Required information Use the following information for the Exercises below. [The following information applies to the...

Required information

Use the following information for the Exercises below.

[The following information applies to the questions displayed below.]

Megamart, a retailer of consumer goods, provides the following information on two of its departments (each considered an investment center).
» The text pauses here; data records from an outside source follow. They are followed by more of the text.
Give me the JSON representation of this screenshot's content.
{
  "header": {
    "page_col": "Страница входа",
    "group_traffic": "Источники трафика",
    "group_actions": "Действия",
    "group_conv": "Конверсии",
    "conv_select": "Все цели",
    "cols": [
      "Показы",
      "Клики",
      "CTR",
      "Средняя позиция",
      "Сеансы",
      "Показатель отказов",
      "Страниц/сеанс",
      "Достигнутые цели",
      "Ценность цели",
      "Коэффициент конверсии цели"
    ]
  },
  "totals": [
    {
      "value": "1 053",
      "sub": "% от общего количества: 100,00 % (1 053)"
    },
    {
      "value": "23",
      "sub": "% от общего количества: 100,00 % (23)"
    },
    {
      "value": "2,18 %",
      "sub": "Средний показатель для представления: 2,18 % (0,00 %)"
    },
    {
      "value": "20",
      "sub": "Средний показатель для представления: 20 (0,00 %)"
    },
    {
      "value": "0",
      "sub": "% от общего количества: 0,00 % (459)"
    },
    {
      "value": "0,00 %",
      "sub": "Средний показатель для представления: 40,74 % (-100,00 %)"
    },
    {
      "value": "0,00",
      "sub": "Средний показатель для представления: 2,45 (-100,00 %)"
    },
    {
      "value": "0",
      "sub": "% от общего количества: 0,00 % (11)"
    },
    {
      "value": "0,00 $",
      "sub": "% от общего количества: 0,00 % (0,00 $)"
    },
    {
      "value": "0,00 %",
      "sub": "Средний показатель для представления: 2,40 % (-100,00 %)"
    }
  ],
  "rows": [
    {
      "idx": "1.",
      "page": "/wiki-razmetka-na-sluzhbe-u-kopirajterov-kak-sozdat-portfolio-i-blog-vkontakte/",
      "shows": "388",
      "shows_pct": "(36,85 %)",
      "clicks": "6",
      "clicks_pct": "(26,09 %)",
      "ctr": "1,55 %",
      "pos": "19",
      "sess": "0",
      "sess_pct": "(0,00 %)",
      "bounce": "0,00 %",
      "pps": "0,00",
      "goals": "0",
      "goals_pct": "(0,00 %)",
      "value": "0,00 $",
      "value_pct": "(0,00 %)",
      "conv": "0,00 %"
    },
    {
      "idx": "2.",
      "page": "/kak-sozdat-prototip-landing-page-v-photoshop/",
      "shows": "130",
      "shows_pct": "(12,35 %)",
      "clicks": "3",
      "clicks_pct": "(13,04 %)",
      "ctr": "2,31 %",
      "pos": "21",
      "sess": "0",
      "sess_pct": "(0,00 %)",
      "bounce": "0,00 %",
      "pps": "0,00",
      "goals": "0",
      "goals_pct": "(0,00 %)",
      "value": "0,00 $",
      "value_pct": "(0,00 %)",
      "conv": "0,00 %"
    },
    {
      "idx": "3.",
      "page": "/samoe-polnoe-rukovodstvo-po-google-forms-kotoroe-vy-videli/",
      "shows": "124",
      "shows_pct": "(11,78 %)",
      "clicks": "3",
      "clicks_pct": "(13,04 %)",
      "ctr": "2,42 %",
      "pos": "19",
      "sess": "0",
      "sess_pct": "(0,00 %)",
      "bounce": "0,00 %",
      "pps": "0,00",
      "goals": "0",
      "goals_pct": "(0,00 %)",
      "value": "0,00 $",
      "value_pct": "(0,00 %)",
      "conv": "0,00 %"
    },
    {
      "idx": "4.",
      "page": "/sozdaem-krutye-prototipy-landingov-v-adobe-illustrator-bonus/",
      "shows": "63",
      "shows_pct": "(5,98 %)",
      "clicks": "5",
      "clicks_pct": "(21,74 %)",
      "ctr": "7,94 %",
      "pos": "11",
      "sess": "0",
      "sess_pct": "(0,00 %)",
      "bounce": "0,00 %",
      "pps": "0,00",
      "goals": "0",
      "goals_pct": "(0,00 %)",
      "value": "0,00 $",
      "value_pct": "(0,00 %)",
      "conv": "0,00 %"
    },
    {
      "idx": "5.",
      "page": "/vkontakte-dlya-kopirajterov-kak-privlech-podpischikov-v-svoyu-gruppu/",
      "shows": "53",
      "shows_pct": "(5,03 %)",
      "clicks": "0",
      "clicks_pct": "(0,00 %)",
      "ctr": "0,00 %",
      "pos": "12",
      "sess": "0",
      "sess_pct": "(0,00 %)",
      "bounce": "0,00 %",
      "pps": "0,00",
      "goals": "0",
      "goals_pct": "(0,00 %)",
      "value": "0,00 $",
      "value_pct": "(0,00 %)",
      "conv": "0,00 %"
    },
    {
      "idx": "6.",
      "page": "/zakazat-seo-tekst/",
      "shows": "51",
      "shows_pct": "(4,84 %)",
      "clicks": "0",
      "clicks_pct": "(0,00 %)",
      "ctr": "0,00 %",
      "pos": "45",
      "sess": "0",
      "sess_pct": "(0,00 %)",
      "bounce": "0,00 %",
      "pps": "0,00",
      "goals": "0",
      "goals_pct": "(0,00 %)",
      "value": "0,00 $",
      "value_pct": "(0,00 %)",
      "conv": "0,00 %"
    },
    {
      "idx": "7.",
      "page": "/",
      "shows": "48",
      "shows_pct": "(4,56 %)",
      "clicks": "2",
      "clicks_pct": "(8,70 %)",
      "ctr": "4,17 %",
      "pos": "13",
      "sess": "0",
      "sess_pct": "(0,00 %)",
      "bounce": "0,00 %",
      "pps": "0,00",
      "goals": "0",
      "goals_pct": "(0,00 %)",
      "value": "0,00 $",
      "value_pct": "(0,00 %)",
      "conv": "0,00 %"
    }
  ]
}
Investment Center Sales Income Average
Invested Assets
Electronics $ 40,250,000 $ 3,059,000 $ 16,100,000
Sporting goods 21,780,000 2,178,000 12,100,000

Exercise 22-10 Computing return on investment and residual income; investing decision LO A1

1. Compute return on investment for each department. Using return on investment, which department is most efficient at using assets to generate returns for the company?
2. Assume a target income level of 10% of average invested assets. Compute residual income for each department. Which department generated the most residual income for the company?
3. Assume the Electronics department is presented with a new investment opportunity that will yield a 14% return on investment. Should the new investment opportunity be accepted?

Solutions

Expert Solution

Req 1.
Return on Investment:
Electronics Sporting
Income 3059000 2178000
Divide: Average Invested assets 16100000 12100000
Return on Investment 19% 18%
Req 2.
Residual Income:
Electronics Sporting
Income 3059000 2178000
Average Invested assets 16100000 12100000
Target income @10% 1610000 1210000
(Average assets *10%)
Residual income 1449000 968000
(Actual income-Target income)
Req 3.
When the decision is based on return on investmnet, the new opportunity shall be rejected as it will reduce the department ROI
However, it will increase the residual income of the department. Hence, the decision in favor of investment is taken.